鉄筋コンクリート柱は、コンクリートと軸方向鉄筋の両方で圧縮力を負担します。この計算機は、中心圧縮を受ける帯筋付きの短い長方形柱について、軸耐力の予備的な概算を行います。まず柱幅と柱せいを掛けて全断面積を求めます。同じ部分を二重に計上しないよう、コンクリート面積から入力した鉄筋面積を差し引きます。コンクリートの負担分には規定圧縮強度の 85 パーセントを用い、鉄筋の負担分には入力された降伏強度を用います。 材料の公称抵抗力を低減し、実用的な設計値とします。この実装では強度低減係数 0.65 に加え、帯筋柱の最大軸荷重に一般的に用いられる 0.80 の制限係数を適用します。ミリメートルの寸法とメガパスカルの強度からはニュートンが得られるため、結果はキロニュートンに換算して表示します。鉄筋比は鉄筋面積を全断面積で割った値を百分率で表したものです。適用設計基準の最小値と最大値に照らして、簡単に妥当性を確認するのに役立ちます。 この結果は初期設計の補助であり、完全な構造解析ではありません。実際の柱は、偏心、無支点長さ、有効長さ係数、二次効果、骨組の水平変位、偶発的な曲げモーメント、配筋、かぶり、帯筋間隔、火災、耐久性、施工誤差の影響を受けます。
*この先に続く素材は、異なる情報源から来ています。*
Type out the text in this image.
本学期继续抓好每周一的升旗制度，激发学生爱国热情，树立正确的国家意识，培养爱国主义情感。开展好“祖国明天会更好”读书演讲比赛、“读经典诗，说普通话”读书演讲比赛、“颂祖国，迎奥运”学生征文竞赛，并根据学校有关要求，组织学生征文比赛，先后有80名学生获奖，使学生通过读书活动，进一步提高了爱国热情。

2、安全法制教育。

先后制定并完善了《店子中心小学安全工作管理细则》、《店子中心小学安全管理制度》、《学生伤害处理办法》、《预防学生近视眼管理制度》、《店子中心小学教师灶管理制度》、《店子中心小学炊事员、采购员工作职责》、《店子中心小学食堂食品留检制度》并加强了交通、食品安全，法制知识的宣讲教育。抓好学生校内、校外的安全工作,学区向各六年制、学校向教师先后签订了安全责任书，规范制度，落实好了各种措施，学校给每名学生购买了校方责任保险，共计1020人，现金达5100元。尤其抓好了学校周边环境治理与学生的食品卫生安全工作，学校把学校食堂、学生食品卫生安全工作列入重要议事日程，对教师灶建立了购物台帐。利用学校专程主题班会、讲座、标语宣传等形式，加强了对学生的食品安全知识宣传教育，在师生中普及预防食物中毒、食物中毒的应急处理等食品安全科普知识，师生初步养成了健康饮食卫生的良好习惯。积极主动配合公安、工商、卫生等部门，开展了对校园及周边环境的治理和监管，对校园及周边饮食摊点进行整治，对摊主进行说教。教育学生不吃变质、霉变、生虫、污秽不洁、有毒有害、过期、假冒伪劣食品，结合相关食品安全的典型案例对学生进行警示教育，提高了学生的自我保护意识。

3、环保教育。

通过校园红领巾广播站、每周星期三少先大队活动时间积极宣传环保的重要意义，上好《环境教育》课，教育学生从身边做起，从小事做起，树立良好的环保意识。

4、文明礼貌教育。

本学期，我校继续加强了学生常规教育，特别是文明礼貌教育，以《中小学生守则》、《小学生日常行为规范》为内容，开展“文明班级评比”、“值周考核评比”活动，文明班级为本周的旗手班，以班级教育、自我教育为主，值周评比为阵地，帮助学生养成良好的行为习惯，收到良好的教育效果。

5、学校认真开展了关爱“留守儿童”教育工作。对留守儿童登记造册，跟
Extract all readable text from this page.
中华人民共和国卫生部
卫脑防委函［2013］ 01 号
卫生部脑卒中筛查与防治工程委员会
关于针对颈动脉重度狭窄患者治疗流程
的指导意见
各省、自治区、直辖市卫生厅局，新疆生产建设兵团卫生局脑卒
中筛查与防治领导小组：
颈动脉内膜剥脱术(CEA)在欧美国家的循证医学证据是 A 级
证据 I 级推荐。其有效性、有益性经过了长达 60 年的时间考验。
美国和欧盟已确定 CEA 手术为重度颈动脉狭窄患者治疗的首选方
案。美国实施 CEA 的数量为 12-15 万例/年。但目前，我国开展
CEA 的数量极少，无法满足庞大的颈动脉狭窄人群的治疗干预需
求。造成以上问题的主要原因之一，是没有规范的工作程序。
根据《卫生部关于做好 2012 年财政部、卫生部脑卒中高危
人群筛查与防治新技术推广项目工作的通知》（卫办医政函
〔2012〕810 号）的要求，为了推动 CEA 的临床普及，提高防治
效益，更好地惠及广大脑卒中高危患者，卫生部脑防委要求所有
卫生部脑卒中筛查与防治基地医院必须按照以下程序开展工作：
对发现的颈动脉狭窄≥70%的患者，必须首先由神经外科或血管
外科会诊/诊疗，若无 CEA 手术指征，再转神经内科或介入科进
細長い柱にはモーメント拡大法や二次解析が必要です。二軸曲げを受ける柱には、純粋な軸力照査ではなく相関図が必要です。地域の基準によっては、応力ブロック、抵抗係数、最大荷重の制限も異なります。 設計図書に一致する特性強度または規定強度を使い、すべての軸方向鉄筋の総断面積を入力してください。鉄筋面積が全断面積より小さく、得られる鉄筋比が許容範囲内であることを確認します。最終的な部材寸法、配筋詳細、荷重組合せ、安定性、基礎、接合部は、資格を持つ構造技術者が確認する必要があります。この計算機は、妥当な初期案を比較し、詳細設計の前に単位や桁の誤りを見つける用途に最も適しています。

コンクリート柱の例

入力概算耐力用途
300 x 300 mm、30 MPa、鉄筋 1800 mm2、降伏強度 500 MPa1637.53 kN小さな正方形断面の帯筋柱
400 x 500 mm、40 MPa、鉄筋 3000 mm2、降伏強度 500 MPa4262.96 kN建物の長方形柱
500 x 500 mm、50 MPa、鉄筋 5000 mm2、降伏強度 500 MPa6714.5 kNより大きな予備断面

柱耐力の計算方法

  1. 柱幅と柱せいをミリメートルで入力します。
  2. 規定のコンクリート圧縮強度を入力します。
  3. 軸方向鉄筋の総断面積と降伏強度を入力します。
  4. 「耐力を計算」を選び、面積、鉄筋比、軸耐力を確認します。

よくある質問

この計算機はどの荷重条件をモデル化していますか?

短い帯筋柱が中心軸圧縮を受ける状態をモデル化しています。曲げモーメント、偏心、細長さの影響は扱いません。

計算した耐力を低減するのはなぜですか?

材料強度を、そのまま無制限の使用時耐力として扱うことはできません。低減係数と最大荷重係数により設計余裕を確保し、帯筋柱の挙動を反映します。

鉄筋面積はどう求めますか?

すべての軸方向鉄筋の断面積を合計します。鉄筋表や基準の表には、通常、径や呼び名ごとの一本当たり断面積が示されています。

細長い柱にもこの結果を使えますか?

いいえ。細長い柱には、安定性と二次効果の追加検討が必要です。有効長さと端部モーメントを含む、基準に適合した構造解析を行ってください。

技術者による設計の代わりになりますか?

いいえ。初期比較と学習用の概算を目的としています。最終的な構造設計と配筋詳細は、有資格の専門家が作成または確認する必要があります。